Friday, Jan. 30, 2009 | 2 a.m.
Advocates cheered last fall when Congress passed a bill extending renewable energy incentives beyond 2008.
But the bill was passed amid the crashing credit markets, and the resulting tightening of credit has meant that banks that used to invest in renewable energy installations are no longer interested.
The result has been a string of postponed renewable energy projects and faltering renewable energy startups.
Now, the head of one of the leading solar companies in the U.S. is lobbying Congress for reforms to the investment tax credit for renewable energy installations he says would stimulate investment and spur growth in the industry.
Lyndon Rive, chief executive of solar installation giant SolarCity, is circulating an open letter to Congress and went to Washington this week to meet one-on-one with legislators in an attempt to persuade lawmakers to pass legislation giving renewable energy companies more flexibility in how they use federal tax incentives.
Among the top requests is new regulations allowing renewable energy developers to monetize their 30 percent tax credit — a change supported by powerful renewable energy cheerleader Senate Majority Leader Harry Reid.
“Sen. Reid is aware of the current difficulties the renewable energy industry has in attracting the investment capital they need to meet President (Barack) Obama’s goals for increasing renewable energy generation,” Reid spokesman Jon Summers said in a e-mail. “He supports ideas that improve the industry’s ability to attract capital during this current economic environment. ‘Monetization’ of the (investment tax credit) is one such idea.”
Renewable energy developers have been clamoring for such a change almost since the credit was extended in October as part of the Emergency Economic Stabilization Act of 2008.
Since then, renewable energy plants have become even less attractive to cash-strapped banks, Rive said.
Under the current financing system for most large renewable energy projects, banks that purchase or invest in renewable energy plants get a tax credit worth 30 percent of the plant and can write off some of the depreciation.
At it’s most basic level, it is a write-off from profits, Rive said.
Now that most large banks aren’t showing a profit renewable energy projects are less attractive.

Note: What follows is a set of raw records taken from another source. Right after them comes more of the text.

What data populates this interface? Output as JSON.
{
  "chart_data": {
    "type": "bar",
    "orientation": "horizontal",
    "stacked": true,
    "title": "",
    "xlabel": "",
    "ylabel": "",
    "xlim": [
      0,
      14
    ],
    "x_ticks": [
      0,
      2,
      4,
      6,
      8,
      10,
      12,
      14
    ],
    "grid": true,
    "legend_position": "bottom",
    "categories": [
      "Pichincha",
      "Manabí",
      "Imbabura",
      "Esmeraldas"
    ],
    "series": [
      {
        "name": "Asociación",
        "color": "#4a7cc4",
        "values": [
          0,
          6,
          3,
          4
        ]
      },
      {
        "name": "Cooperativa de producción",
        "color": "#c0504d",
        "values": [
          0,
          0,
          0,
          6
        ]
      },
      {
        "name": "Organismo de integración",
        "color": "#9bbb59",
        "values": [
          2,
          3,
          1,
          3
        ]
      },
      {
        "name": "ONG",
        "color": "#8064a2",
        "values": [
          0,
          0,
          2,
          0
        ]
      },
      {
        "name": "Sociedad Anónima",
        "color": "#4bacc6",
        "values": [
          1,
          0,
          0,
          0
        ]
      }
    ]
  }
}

“All the industry needed in 2008 was an extension of the tax credit, and we’re very happy we got it,” Rive said. “But unfortunately, all the companies that used to buy the solar systems and use the tax credits aren’t showing profits ... They won’t invest in your solar system because they can’t use that 30 percent tax credit. There’s no appetite to use the tax credit.”
Rive and other renewable energy developers are lobbying on behalf of changes in the law that would allow them to monetize that 30 percent tax credit.
“The House version of stimulus bill almost gets it right,” Rive said. It has a couple of things that could really start addressing this problem, but it only solves part of the problem.”
The House has supported legislation that would allow renewable energy developers to exchange their tax incentive for grant money of an equal value. This would give renewable energy developers with power purchase agreements cash upfront to begin work on their projects.
It also has a provision allowing renewable energy plant owners to carry back depreciation on the plants for up to five years. But it limits participants to those that have not taken Troubled Assets Relief Program funds.
Rive said that since most of the big lenders likely to invest in large renewable energy projects have already taken the federal money, the field of potential investors has been further constricted.
“We need a stimulus program that brings the banks back into the system,” Rive said. “The only change to the House bill would be to make the carryback apply to TARP companies — that would address the depreciation problem.”
He said he would also be enthusiastic about a federal lending program for infrastructure programs such as renewable energy plants. He said the only worry about a program like that would be about limits on the number or size of loans a renewable developer could get. After all, if there’s no bank to purchase a renewable energy plant after it’s built and the developer can’t get another loan until it sells the last plant the number of plants getting built would be small.
Renewable energy developers have already been seriously affected by the credit crunch with projects across the country stalled or canceled as developers compete for a smaller pool of investors.
Without some kind of change, the budding renewable energy industry in the United States will quickly come to a screeching halt, he said.
Rive said he is confident that once he explains the situation renewable energy developers are in, Congress will be supportive.
“We’re not asking for a handout — we’re asking to monetize what’s already been approved,” Rive said. “I don’t think anyone has an objection to what we’re asking for, but we want to make sure what we’re asking for is understood.”